Trump has now achieved an unthinkable resurrection. Even his four criminal indictments have served only to revive and reinvigorate his hold on the Republican Party, which is now centered more than ever on the personality and the grievances of one man. Almost sixty-three million Americans voted for Trump in 2016; more than seventy-four million cast their ballots for him in 2020. 

More than 74 million people look at Trump and like what they see.

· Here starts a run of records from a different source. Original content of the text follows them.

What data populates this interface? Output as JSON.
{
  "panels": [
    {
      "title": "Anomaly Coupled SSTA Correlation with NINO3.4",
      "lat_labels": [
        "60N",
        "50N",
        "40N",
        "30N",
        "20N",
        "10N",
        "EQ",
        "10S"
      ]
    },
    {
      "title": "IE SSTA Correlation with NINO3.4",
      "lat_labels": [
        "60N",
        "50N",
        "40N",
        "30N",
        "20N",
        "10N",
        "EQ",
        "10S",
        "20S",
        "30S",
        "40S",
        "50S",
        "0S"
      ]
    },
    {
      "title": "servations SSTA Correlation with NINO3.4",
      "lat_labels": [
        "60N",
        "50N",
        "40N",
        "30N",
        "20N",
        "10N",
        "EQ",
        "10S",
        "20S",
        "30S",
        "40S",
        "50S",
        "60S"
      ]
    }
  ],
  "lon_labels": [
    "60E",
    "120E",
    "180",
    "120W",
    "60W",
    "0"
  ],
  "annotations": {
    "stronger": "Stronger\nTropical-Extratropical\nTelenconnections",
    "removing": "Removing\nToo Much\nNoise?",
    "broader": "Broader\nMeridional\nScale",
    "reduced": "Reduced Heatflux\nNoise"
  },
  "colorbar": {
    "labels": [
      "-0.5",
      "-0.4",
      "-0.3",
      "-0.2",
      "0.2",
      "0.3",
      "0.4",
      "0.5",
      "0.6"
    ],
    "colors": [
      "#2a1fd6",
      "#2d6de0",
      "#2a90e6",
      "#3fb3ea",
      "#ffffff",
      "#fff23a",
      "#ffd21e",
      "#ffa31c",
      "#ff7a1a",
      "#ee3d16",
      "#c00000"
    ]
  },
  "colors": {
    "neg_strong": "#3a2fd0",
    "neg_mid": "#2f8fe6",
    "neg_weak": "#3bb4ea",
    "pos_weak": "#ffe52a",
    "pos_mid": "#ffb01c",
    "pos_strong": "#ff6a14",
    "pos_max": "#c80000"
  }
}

And yet what a leap of unthinking partisanship and collective amnesia it has taken for his party to embrace this twice-impeached, four-times-indicted, once-convicted con man from New York. Trump in 2024 was no regular G.O.P. candidate. He was an outlier in every possible way. In 2016, perhaps it was conceivable for voters upset with the status quo to see Trump, a celebrity businessman, as the outsider who would finally shake things up in Washington. But this is the post-2020 Trump—an older, angrier, more profane Trump, who demanded that his followers embrace his big lie about the last election and whose campaign will go down as one of the most racist, sexist, and xenophobic in modern history. His slogan is now openly the stuff of strongmen—Trump alone can fix it—and he will return to office unconstrained by the establishment Republicans who challenged him on Capitol Hill and from inside his own Cabinet. 

Unconstrained by anything at all, I would think.